Hill’s personal life was as eclectic as his business ventures. After he and his wife drifted apart he had three children by different women and spent significant time with women as varied as Queen Marie of Romania (whose gifts are on display in the museum) and Mona Bell, a bareback rider in the Buffalo Bill Cody Wild West Show. But he also travelled widely (50 times to Europe), spoke several languages, and corresponded with a wide range of royal and political acquaintances. He was, indeed, a force in his times.
Since we had been to the museum previously, we concentrated on seeing things that were new to us – with a few old favorites thrown in. We passed over, for example, Hill’s excellent collection of Indian baskets and the quirky collection of items given to the museum by Queen Marie of Romania.
We tried out the new cafeteria, located on the lower level of the new wing, and its outdoor terrace facing the river view.

This wing also contains a number of pieces of contemporary sculpture, such as this fish, and appears to be used for rotating shows and special exhibitions.

By contrast, this maquette by Rodin comes from the permanent collection, attractive, in contrast to the drama of the works in the Rodin museum in Paris, in that most of them are small and intimate in scale and detail.

Then there is the collection of chess sets – a personal interest I assume.
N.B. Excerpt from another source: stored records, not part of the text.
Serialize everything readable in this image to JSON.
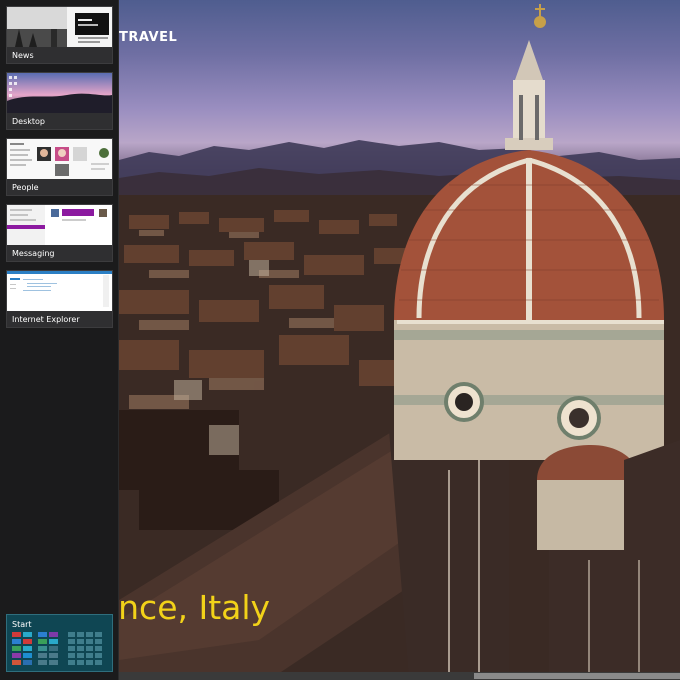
{
  "app": {
    "title": "TRAVEL",
    "location": "rence, Italy"
  },
  "switcher": {
    "tiles": [
      {
        "label": "News"
      },
      {
        "label": "Desktop"
      },
      {
        "label": "People"
      },
      {
        "label": "Messaging"
      },
      {
        "label": "Internet Explorer"
      }
    ],
    "start": {
      "label": "Start"
    }
  },
  "colors": {
    "location_text": "#f2d219",
    "start_tile": "#0f4653",
    "switcher_bg": "#1b1b1c",
    "messaging_accent": "#8c1aa0"
  }
}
The current work being displayed included a couple of galleries of pieces by Indian artists that I had not seen previously. Highly stylized and almost illustrations, they seem to reflect the slow absorption of the Indian tribes into the world of white settlers.

I particularly liked the combination below of a casual, traditional tribal shooting competition and the European style of dress.

Maryhill is a strange find out in the middle of the state, perched on a bluff, all by itself; but if you’re passing that way, it’s definitely worth your time to stop and wander through.